Гной брызгал во все стороны, разлетающиеся капли холодно сверкали в свете прожекторов.

Постепенно удары стали ослабевать, движения противоборствующих замедлились, они вцепились друг в друга и замерли, перейдя в фазу качания маятника.

Публика завопила.

Противники, тяжело дыша, раскачивались и, улучив момент, били друг друга головой. Погребец крутым лбом бил Данилу Корня по гноящимся плечам, Данила размахивался толстой шеей и, как кувалдой, тюкал Погребца по спине, давя круглым лицом карбункулы.

Вскоре в ход пошли колени, раздались звериные крики боли и угрожающие восклицания. Погребец попал пухлым шелудивым коленом в лиловую мошонку противника. Данила Корень заревел и впился ногтями в рану на отвислой ягодице Погребца.

Глухие вопли их слились, стадион неистовствовал. Данила Корень вцепился сопернику в ухо, стал медленно отрывать. Погребец впился зубами ему в плечо, дотянулся рукой до члена, схватил, дернул вниз. Данила нащупал пальцем глаз Погребца.

Два сцепившихся тела зашатались и рухнули на кожаный пол ринга.

Началась уебония.

Копошась на полу, борцы давили друг друга, били головами, грызли зубами и рвали ногтями. По стадиону пошли волны, зрители кинулись к разделительным барьерам, милиция принялась успокаивать их дубинками.

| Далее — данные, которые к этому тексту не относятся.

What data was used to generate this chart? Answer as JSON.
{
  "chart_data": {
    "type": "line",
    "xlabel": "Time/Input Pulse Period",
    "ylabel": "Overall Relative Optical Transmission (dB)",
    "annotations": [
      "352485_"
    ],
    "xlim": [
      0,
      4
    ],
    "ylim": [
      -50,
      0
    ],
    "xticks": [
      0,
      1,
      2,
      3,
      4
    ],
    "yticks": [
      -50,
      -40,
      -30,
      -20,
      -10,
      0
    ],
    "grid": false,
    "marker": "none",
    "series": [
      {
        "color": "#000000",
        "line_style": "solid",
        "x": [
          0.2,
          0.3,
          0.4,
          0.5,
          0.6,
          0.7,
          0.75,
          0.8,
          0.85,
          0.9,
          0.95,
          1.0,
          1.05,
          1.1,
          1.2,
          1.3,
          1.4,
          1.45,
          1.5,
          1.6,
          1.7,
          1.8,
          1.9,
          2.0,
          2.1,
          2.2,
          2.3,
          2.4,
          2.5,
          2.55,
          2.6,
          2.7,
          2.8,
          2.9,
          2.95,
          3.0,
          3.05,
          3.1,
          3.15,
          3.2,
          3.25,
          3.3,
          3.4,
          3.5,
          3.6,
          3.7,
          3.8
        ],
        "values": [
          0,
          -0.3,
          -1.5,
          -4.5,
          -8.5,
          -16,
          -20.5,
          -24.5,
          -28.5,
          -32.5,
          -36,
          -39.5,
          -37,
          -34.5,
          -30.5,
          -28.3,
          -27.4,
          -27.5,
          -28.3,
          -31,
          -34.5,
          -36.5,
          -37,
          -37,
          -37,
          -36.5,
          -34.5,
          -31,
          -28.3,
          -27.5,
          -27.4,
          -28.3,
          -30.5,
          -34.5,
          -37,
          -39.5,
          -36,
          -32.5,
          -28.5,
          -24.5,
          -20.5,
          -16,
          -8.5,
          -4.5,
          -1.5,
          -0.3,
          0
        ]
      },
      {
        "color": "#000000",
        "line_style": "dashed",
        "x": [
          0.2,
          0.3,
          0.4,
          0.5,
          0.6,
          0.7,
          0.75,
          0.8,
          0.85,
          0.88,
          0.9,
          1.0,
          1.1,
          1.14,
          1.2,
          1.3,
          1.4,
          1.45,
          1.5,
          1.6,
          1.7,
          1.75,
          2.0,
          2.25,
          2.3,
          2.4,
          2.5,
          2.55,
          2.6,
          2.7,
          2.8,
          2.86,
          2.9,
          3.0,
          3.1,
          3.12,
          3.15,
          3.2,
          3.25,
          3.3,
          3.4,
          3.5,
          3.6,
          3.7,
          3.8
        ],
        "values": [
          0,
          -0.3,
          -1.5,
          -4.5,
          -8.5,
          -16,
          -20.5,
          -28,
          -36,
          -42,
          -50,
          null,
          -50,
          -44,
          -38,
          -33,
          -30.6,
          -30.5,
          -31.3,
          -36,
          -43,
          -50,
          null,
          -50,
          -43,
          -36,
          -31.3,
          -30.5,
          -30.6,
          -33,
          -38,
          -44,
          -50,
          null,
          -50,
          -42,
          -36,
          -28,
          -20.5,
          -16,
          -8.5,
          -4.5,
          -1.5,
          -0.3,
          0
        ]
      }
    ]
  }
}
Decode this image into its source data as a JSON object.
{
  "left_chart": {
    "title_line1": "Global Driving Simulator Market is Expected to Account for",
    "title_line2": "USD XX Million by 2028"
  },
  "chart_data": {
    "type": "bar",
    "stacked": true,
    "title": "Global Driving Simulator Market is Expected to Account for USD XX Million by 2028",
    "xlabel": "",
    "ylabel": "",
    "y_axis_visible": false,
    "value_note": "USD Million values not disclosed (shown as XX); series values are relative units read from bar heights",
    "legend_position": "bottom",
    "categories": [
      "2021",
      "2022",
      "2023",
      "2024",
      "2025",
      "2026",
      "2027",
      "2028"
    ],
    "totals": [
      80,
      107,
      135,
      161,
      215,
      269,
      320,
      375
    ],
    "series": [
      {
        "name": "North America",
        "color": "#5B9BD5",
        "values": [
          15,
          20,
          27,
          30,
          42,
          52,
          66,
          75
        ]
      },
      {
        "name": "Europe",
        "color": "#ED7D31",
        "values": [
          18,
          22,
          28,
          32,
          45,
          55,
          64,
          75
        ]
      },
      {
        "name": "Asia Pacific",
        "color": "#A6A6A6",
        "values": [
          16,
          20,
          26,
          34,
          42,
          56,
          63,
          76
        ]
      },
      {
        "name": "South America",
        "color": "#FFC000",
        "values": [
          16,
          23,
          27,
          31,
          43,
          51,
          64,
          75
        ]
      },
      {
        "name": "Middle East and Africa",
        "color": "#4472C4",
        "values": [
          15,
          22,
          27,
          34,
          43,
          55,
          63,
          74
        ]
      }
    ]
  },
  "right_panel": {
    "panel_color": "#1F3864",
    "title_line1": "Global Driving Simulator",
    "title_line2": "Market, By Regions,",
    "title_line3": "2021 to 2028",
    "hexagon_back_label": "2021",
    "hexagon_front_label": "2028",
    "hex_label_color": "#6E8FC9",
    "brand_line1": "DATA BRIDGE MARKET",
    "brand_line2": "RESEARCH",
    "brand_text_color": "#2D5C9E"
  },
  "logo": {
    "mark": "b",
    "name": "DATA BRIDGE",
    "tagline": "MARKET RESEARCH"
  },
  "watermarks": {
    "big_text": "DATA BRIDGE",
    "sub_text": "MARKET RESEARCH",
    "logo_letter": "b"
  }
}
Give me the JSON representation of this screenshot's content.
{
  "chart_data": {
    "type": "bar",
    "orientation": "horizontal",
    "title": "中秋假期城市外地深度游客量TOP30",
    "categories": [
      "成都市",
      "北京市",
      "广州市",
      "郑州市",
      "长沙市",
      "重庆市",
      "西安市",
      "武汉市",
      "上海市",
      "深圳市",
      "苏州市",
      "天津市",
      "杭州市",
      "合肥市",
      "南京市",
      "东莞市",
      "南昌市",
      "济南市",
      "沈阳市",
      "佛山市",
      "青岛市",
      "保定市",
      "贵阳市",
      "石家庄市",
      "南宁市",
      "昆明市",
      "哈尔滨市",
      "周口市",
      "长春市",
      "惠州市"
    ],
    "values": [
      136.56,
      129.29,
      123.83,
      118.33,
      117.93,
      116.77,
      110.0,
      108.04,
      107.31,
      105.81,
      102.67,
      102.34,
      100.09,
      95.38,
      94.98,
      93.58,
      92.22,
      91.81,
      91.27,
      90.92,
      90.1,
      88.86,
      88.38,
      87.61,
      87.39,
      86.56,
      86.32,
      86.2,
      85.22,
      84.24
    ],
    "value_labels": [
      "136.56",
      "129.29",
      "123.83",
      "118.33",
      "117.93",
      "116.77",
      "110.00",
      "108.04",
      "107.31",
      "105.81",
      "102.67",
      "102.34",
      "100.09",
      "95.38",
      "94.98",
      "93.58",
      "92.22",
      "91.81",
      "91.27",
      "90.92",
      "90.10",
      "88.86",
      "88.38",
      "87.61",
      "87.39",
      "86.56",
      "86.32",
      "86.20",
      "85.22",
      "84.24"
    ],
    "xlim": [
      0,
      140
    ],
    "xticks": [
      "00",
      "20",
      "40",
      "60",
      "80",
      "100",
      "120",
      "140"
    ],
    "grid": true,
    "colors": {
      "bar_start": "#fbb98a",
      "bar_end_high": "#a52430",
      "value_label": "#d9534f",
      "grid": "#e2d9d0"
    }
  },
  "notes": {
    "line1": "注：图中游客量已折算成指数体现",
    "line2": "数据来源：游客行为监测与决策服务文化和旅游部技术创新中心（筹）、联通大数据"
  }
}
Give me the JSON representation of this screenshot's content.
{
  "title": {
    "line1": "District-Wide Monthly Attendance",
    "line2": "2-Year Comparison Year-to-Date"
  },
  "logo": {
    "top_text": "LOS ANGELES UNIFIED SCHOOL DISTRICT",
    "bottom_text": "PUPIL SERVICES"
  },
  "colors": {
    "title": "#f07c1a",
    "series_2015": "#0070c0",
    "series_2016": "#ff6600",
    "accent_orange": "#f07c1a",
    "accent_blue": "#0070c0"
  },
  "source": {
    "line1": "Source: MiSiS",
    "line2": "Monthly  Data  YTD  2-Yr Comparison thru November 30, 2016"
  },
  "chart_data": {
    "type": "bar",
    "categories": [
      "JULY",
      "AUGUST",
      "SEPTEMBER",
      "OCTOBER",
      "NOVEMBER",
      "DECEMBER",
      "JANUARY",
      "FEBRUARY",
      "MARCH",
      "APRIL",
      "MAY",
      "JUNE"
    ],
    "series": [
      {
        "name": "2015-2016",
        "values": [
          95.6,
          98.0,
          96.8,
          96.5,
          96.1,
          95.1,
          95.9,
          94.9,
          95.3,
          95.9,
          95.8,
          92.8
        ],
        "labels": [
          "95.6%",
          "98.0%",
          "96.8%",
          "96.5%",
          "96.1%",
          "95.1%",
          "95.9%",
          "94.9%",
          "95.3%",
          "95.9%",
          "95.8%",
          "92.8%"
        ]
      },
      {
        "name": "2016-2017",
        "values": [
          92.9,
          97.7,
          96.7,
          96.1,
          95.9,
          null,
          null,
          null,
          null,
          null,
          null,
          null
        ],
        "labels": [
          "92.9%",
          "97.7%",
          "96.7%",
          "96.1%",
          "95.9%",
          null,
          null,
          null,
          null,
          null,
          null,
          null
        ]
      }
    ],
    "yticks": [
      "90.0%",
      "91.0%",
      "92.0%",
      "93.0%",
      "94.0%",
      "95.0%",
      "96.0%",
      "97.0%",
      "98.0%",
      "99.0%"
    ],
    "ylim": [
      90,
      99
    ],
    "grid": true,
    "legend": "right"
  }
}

— Данила, бей! Данила, бей! — скандировали одни.

— Погре-бец! Погре-бец! — ревели другие.

Президент встал в своей ложе, поднял над головой сжатые кулаки. Рядом встали и подняли кулаки премьер-министр, мэр Москвы и министр народного спорта.

Пролетели быстрые минуты всеобщего оживления, и — стадион смолк: Погребец сидел на своем сопернике и, тяжело размахиваясь, добивал его локтем.

— Хы, бён мать... хы, бён мать... хы, бён мать...

Данила вяло сопротивлялся, потом замахал руками, словно отгоняя мух, дернулся и затих.

А Погребец все бил и бил по окровавленному лицу поверженного, хрипло выдыхая с каждым ударом:

— Хы, бён мать... хы, бён мать...

Болельщики Погребца начали скандировать его имя.

Погребец бил до последнего, пока поднималась блестящая от крови и гноя рука. Потом он тяжело приподнялся с трупа Данилы Корня, шатаясь, отошел к решетке, оттолкнулся от нее и со всего маха обрушился задом на лицо поверженного.

Хруст костей и вой стадиона слились воедино...

Потом было долгое чествование победителя.

Окровавленного Погребца обтерли, обернули белоснежной тканью с вышитым Георгием Победоносцем, усадили в золотое кресло, преподнесли 16 подарков.

Все завершилось всеобщей молитвой, пением Российского гимна и салютом.

Колбин дремал в темноте, положив голову на руки, когда зазвонил лежащий на полу мобильный.

— Ведут, — сказал голос.

Колбин зажег фонарик, растолкал дремлющих:

— Пора, родные.

Четверо заворочались, сели.

Колбин открыл сумку, раздал им бутылки:

— Ради веса, родные...

Затем подошел к двери, заглянул в замочную скважину. Там по широкому, устланному ковровой дорожкой коридору четверо в синем вели победителя. Погребец с трудом переваливался, белый хитон его уже успел пропитаться кровью и гноем. Впереди шли двое охранников с автоматами, сзади наставник Погребца Сергей Афанасьев и еще два охранника.

Колбин подождал, пока они пройдут мимо двери, затем осторожно отпер ее, распахнул:

— Только поближе, родные.

С бутылками в обеих руках четверо проскользнули в коридор и побежали за процессией. Замыкающие охранники обернулись, подняли автоматы, но бегущие метнули бутылки — раз и еще раз, — восемь взрывов слились в один, разрывая тела. Лисович и Поспелов погибли сразу, Самченко и Назирову взрывной волной отбросило метров на шесть по коридору. Колбин выскочил в задымленный коридор с пустой сумкой и электроножом, подбежал к груде изуродованных тел.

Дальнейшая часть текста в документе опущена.